Cho’s path to Michigan is unconventional compared to many others — he began his undergrad career as a bio-engineer, before taking an econ course and “feeling everything click.” Despite this initial passion for economics, after graduate school he pursued a career in consulting.
“You don’t actually know what you like and dislike until you do it, and all these conceptions of what you think you want to do, once you get there you realize it’s not what you thought it was.”
In consulting, Cho soon realized the rigorous hours weren’t worth it for him.
“I saw people who were working in consulting, and they were in their 40s and 50s, and still working 100 hours a week … So I decided it was time to go back to what I loved to do.”
He returned to school at MIT, and taught for a short while there as well as at Harvard, before moving to Wellesley College in Massachusetts. At Wellesley, he became close with a professor who he says shaped his growth as an educator. The small class sizes and faculty-to-student ratio at Wellesley allowed him to develop a core tenet of his teaching philosophy — connecting with his students, a skill he has doubled upon since starting at the University.
“Students here like to engage, and I just have to find a way to do it right,” he said, “The main challenge is keeping the interaction with students high.”
During his first year at the University, Cho strove to make econ relevant to students — more than just a class taken for a grade, but as an applicable skill base.
Public Policy Senior Harry Kammerman, who took ECON 396, believes Cho’s philosophy pays off in the classroom, saying, “He provides examples that are relevant to current trends in financial markets, helping students apply what they’ve learned.”
One of Cho’s favorite teaching techniques is introducing real-life examples into his lectures — he will have his pet cat play the stock market to explain the randomness of the success of stocks. He understands the esoteric nature of the topics he teaches, so he tries to make Econ relevant to his students, pulling in current events and campus-related examples.

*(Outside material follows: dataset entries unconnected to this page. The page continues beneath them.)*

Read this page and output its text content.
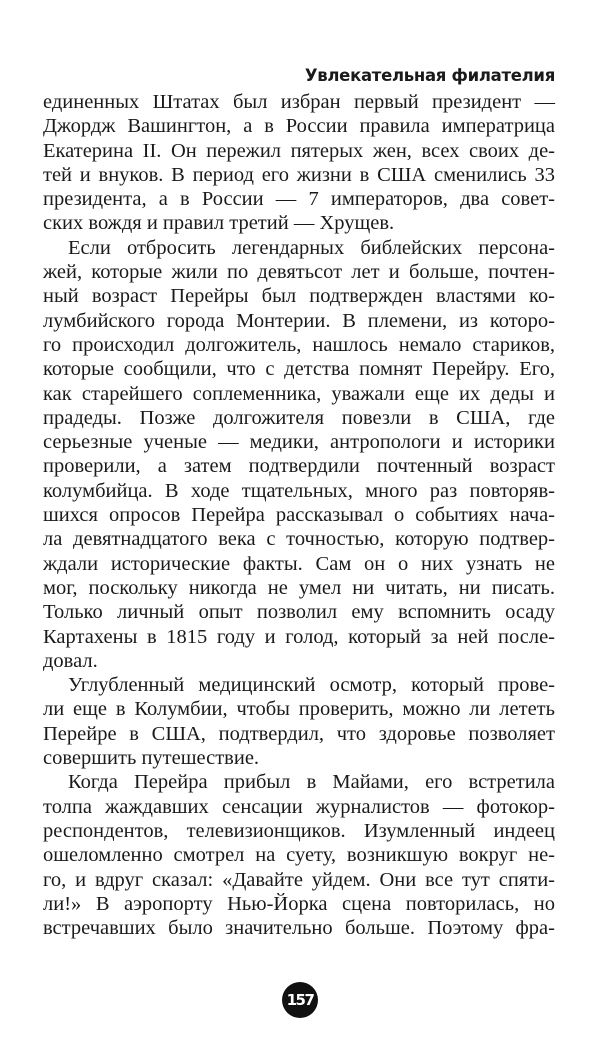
Увлекательная филателия
единенных Штатах был избран первый президент —
Джордж Вашингтон, а в России правила императрица
Екатерина II. Он пережил пятерых жен, всех своих де-
тей и внуков. В период его жизни в США сменились 33
президента, а в России — 7 императоров, два совет-
ских вождя и правил третий — Хрущев.
Если отбросить легендарных библейских персона-
жей, которые жили по девятьсот лет и больше, почтен-
ный возраст Перейры был подтвержден властями ко-
лумбийского города Монтерии. В племени, из которо-
го происходил долгожитель, нашлось немало стариков,
которые сообщили, что с детства помнят Перейру. Его,
как старейшего соплеменника, уважали еще их деды и
прадеды. Позже долгожителя повезли в США, где
серьезные ученые — медики, антропологи и историки
проверили, а затем подтвердили почтенный возраст
колумбийца. В ходе тщательных, много раз повторяв-
шихся опросов Перейра рассказывал о событиях нача-
ла девятнадцатого века с точностью, которую подтвер-
ждали исторические факты. Сам он о них узнать не
мог, поскольку никогда не умел ни читать, ни писать.
Только личный опыт позволил ему вспомнить осаду
Картахены в 1815 году и голод, который за ней после-
довал.
Углубленный медицинский осмотр, который прове-
ли еще в Колумбии, чтобы проверить, можно ли лететь
Перейре в США, подтвердил, что здоровье позволяет
совершить путешествие.
Когда Перейра прибыл в Майами, его встретила
толпа жаждавших сенсации журналистов — фотокор-
респондентов, телевизионщиков. Изумленный индеец
ошеломленно смотрел на суету, возникшую вокруг не-
го, и вдруг сказал: «Давайте уйдем. Они все тут спяти-
ли!» В аэропорту Нью-Йорка сцена повторилась, но
встречавших было значительно больше. Поэтому фра-
157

“Teaching has no limit … There is knowing the material, there is answering questions, being organized — I realized there were so many more dimensions to teaching.”
Perhaps what is most unique about Cho is his real passion for teaching — he isn’t research-focused or gunning for tenure, but loves engaging with students.
“It’s a career I enjoy,” Cho said. “I sometimes ask myself, ‘Would I switch jobs with anyone? Would I switch careers?’ But I think the answer almost inevitably is no … With Economics you can continue to learn, and that’s the fun part.”
As of yesterday, 370 new students have met Cho. He can’t wait to get to know each and every one of them.